Their research has already produced a series of diagnostic tests which are being used by 3,000 schools. Dyslexia, or word blindness, is believed to affect around 4 per cent of the school population.

Researchers say it is important to identify dyslexia early so that alternative teaching methods can be used to reduce the chance that young children will become frustrated and disaffected at their lack of progress. A recent Channel 4 programme reported that up to half of the inmates of a young offenders' institution were undiagnosed dyslexics.

Professor Rod Nicholson and Dr Angela Fawcett focused on evidence suggesting that dyslexic children, even when reading well, are less fluent and need more time and effort to read than their same-age classmates. They tested the theory that dyslexic children have problems learning to do anything "automatically".

A series of experiments demonstrated that dyslexic children's ability to balance deteriorated significantly when they were asked to do something else at the same time.

"We have used the analogy of driving in a foreign country - one can do it, but it requires continual effort and is stressful and tiring over long periods," said Dr Nicholson, speaking at the British Association's festival of science in Sheffield.

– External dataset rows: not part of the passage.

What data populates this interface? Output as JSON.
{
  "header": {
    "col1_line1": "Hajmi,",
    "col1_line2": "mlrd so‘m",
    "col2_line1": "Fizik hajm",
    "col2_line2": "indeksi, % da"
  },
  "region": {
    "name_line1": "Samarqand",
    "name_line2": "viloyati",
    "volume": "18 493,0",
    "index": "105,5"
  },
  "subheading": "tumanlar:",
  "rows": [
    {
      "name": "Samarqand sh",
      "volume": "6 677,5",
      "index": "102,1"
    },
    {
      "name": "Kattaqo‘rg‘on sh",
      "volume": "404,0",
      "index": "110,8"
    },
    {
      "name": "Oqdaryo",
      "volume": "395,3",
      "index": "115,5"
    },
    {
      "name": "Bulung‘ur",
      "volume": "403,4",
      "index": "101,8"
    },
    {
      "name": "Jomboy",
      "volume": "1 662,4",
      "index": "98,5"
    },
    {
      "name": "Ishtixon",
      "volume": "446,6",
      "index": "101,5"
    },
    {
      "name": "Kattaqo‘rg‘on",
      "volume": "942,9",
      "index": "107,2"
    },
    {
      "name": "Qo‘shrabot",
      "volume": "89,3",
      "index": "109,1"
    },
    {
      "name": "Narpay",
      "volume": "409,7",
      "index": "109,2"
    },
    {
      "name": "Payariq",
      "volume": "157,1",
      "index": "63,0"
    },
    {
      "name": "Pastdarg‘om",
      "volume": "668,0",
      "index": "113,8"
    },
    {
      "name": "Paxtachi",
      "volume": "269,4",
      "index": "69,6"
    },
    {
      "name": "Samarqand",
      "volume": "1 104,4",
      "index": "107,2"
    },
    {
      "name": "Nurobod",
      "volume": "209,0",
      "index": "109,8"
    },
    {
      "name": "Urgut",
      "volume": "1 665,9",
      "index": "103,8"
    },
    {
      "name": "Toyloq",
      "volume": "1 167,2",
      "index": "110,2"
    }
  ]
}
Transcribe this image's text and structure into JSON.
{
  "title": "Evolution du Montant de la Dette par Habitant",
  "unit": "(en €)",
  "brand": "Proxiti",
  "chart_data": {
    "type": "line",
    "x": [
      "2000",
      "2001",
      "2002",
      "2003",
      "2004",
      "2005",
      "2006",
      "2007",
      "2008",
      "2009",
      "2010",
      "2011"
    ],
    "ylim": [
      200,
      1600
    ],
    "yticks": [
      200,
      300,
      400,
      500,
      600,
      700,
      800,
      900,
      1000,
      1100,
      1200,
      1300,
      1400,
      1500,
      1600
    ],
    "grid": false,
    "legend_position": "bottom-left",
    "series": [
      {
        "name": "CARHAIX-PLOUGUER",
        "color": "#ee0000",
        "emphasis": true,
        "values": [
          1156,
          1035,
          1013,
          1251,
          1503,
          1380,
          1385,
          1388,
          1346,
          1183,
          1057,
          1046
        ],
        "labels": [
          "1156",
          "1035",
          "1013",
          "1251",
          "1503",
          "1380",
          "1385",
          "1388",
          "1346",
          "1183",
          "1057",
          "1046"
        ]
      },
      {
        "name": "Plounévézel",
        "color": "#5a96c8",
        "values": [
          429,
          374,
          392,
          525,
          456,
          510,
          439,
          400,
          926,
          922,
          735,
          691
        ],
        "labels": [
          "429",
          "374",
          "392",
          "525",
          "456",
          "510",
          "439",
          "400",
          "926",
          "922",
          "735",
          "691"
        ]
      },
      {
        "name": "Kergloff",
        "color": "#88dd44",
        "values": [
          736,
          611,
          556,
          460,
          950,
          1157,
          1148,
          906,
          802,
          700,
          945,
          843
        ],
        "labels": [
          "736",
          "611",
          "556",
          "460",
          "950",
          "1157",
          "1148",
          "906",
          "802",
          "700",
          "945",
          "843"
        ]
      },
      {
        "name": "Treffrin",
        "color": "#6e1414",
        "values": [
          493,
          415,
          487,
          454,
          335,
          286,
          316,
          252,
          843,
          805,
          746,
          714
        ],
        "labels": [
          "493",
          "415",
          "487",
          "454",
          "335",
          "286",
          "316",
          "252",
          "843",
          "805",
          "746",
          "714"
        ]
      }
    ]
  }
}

"On our account, life for a dyslexic child is like always living in a foreign country." The pair used brain-scanning techniques to identify differences in function in the cerebellum - which is usually highly active in a range of skills, from speaking to keeping a list of words in memory.

Dyslexic children scored low marks in the clinical tests, while dyslexic adults showed only 10 per cent of the normal brain

activity both when carrying out a familiar task and learning a new one. The brains of dyslexics and non-dyslexics showed physical differences in the cerebellum.